Quels services demeureront indispensables, et à quel rythme, ces prochains deux ou trois mois? Quelles productions maintenir pour ne pas tout gripper? Quelles activités sont d’évidence trop contagieuses pour être maintenues? Quelles autres, au contraire, faut-il favoriser pour répondre aux défis du moment?
Les réponses ne viendront pas de Berne. Les dirigeants d’entreprises, les carnets de commande, les contrats passés et, parfois, la résistance des travailleurs, là où elle existe, chez les moins précaires, en décideront. Au cas par cas, dans le désordre, le pire scénario en situation de crise.
Un sondage publié mardi indiquait qu’un Suisse sur deux continue de se rendre sur son lieu de travail. Entre deux messages qui l’enjoignent à rester calfeutré chez lui. L’explosion du commerce en ligne, en réponse au confinement et aux fermetures dans le non-alimentaire, illustre cette schizophrénie bien helvétique.
Bien sûr, ces «non-décisions» sont aussi le fruit d’un rapport de classe. Le patronat a obtenu de ses plus fidèles représentants politiques (UDC, notamment) que son capital puisse continuer de se reproduire, coûte que coûte.
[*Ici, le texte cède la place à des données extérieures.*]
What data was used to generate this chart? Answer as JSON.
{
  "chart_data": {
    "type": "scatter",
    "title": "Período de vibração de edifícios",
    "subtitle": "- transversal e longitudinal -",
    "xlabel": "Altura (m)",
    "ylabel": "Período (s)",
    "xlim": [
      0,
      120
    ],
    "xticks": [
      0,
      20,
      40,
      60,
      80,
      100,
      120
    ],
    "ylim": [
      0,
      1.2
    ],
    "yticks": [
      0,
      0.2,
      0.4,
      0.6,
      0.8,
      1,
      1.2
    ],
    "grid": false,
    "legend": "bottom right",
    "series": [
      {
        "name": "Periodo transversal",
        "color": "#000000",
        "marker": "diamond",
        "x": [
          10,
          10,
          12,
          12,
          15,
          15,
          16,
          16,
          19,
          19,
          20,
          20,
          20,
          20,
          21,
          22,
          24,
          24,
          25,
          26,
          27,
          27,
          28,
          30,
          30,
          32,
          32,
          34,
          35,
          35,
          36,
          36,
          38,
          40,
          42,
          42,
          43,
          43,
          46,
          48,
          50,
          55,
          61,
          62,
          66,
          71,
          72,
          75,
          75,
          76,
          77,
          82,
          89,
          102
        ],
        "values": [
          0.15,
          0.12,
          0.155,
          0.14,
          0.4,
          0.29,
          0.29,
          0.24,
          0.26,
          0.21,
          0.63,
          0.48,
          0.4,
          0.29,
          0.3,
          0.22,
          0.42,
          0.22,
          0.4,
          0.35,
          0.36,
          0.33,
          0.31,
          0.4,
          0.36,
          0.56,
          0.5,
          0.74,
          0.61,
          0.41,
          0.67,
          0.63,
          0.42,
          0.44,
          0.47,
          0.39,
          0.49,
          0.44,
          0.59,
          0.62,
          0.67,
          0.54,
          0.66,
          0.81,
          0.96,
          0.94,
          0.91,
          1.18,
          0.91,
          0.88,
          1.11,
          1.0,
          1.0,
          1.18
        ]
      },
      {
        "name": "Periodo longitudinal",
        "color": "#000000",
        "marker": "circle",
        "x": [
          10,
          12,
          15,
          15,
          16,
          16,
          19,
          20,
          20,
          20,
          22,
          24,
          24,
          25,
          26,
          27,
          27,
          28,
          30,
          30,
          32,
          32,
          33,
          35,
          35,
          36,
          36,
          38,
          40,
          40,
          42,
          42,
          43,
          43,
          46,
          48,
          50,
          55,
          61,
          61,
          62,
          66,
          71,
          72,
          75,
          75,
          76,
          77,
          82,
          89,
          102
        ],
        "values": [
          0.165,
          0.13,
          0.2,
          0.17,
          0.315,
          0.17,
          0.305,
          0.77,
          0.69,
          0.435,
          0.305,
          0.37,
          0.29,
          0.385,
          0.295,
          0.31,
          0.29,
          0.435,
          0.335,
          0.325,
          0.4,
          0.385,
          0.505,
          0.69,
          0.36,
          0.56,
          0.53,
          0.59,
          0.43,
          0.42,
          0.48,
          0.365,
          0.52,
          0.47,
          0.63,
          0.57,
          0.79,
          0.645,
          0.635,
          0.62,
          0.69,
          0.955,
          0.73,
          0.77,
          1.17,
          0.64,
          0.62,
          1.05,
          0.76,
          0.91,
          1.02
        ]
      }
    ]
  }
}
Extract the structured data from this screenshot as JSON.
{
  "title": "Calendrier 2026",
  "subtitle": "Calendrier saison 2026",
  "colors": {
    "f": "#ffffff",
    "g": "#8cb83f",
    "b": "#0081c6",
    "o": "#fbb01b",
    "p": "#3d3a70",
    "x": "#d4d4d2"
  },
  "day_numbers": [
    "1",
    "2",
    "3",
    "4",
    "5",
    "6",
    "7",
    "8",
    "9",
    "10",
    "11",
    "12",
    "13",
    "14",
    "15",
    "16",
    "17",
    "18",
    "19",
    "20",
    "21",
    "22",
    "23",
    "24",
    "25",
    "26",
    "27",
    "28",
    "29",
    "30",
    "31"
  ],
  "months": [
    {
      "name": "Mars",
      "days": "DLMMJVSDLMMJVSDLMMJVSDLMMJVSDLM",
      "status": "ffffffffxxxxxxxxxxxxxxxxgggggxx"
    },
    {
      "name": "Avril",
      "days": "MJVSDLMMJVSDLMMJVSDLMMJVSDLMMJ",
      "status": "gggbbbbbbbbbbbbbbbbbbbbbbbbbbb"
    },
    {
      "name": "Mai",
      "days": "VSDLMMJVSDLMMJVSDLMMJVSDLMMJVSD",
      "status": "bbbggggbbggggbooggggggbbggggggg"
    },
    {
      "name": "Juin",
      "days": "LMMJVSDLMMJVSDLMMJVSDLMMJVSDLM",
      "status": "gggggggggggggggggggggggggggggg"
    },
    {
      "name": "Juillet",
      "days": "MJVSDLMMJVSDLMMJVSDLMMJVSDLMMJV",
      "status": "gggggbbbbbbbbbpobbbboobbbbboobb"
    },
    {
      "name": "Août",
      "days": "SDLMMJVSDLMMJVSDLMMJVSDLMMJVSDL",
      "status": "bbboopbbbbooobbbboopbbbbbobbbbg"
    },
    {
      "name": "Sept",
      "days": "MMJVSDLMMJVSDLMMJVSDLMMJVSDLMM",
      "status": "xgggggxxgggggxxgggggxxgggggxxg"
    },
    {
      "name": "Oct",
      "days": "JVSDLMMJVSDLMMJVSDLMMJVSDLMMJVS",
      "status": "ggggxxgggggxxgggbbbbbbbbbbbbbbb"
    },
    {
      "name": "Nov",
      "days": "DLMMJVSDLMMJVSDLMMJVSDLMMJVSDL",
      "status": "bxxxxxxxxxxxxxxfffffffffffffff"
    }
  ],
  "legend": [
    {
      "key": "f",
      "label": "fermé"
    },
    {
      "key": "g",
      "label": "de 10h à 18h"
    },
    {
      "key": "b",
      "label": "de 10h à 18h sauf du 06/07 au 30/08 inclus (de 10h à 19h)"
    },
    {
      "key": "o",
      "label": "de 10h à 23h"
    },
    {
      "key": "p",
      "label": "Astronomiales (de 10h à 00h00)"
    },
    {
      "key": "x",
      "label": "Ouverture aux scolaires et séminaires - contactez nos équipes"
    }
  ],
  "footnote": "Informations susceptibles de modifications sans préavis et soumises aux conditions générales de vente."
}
Mais plus que des intérêts, cette politique exprime une projection au monde désincarnée. Où le marché a pris le dessus sur le projet commun. Le laissez-faire sur l’agir ensemble. Le chacun pour soi sur le collectif.
Dans ce même sondage, on apprend qu’une majorité de Suisses se dit confiante dans la gestion de l’épidémie par le Conseil fédéral. Réaction classique face à une crise, qui profite toujours à l’autorité. Un temps. Gageons qu’à ce bref état de grâce succédera une remise en question de ce modèle néolibéral, aussi inopérant que dénué d’humanité.